Mrs Alcorn conceded that she might appear “Pollyanna-ish” about authorities’ difficulties, but stressed there was a risk that their financial woes could provide “alibis for failure”. Cutbacks and curricular change were parallel issues: while schools would suffer, it was still possible for ACfE to prosper, with CPD playing a crucial role.

Mrs Alcorn said she and her colleagues had long been making the case that in-house, inexpensive development provided longer-lasting benefits than sending teachers on courses. Now the financial climate was accelerating the move towards a model which encouraged teachers to talk to each other, rather than paying large sums for the wisdom of high-profile experts.
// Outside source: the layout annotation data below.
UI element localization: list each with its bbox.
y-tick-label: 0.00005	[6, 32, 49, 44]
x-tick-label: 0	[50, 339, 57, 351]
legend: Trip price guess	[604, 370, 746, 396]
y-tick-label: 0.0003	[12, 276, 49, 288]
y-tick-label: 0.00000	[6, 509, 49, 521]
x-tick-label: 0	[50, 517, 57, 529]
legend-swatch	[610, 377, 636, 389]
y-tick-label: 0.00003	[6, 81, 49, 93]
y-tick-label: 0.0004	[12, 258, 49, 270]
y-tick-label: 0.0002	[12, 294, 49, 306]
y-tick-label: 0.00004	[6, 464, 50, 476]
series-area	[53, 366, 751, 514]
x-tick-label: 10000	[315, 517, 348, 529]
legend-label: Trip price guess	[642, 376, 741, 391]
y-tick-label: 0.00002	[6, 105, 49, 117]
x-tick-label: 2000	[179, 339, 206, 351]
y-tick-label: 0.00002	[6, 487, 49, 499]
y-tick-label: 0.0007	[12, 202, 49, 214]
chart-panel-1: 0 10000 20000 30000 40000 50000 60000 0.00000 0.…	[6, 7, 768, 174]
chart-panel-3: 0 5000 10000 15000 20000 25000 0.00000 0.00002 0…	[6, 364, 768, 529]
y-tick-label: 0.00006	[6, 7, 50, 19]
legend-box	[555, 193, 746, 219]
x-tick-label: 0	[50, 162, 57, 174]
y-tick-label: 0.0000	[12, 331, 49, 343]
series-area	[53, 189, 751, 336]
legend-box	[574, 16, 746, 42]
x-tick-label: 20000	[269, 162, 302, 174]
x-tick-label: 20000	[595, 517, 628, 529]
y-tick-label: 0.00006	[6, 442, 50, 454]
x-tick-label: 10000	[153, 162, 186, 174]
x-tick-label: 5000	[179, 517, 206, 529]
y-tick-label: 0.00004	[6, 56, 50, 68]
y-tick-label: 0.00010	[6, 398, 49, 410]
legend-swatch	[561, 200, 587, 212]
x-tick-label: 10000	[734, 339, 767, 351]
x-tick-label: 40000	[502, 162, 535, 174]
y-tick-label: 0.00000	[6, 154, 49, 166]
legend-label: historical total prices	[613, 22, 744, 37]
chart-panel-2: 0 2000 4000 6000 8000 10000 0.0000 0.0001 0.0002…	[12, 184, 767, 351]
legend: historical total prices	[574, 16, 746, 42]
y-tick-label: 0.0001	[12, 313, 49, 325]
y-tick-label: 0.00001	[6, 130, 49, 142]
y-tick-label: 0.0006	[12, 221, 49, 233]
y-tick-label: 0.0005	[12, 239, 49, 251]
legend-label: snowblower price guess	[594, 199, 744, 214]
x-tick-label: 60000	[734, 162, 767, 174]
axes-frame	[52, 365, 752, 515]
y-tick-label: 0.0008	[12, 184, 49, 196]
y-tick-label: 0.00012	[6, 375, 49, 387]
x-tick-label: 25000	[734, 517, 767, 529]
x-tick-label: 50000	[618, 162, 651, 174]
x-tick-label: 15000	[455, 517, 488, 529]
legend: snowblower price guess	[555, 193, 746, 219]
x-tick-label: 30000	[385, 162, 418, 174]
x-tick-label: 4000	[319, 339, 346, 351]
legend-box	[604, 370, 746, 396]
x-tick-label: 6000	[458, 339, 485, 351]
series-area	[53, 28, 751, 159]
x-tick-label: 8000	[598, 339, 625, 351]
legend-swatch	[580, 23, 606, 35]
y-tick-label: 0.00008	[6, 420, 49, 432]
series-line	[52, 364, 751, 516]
Jim Keegans, another member of the national continuing professional development team, believes a culture change has taken place. Only three or four years ago, he said, people typically went away on courses and it was difficult to see what difference they made. Now CPD was about “best value” - which largely translated as in-house, sustainable training.

“We’re in a good place and we have the opportunity to move into an even better place because of the wonderful and limitless capacity of our teaching force,” said Mrs Alcorn.

George Smuga, professional adviser to the Scottish Government, recognised that curricular reform had created a tension for teachers which amounted to: “I’ve got freedom, but tell me what to do with it.”

He made clear that the answer to this problem lay with schools: they would be central to “real transformational change”.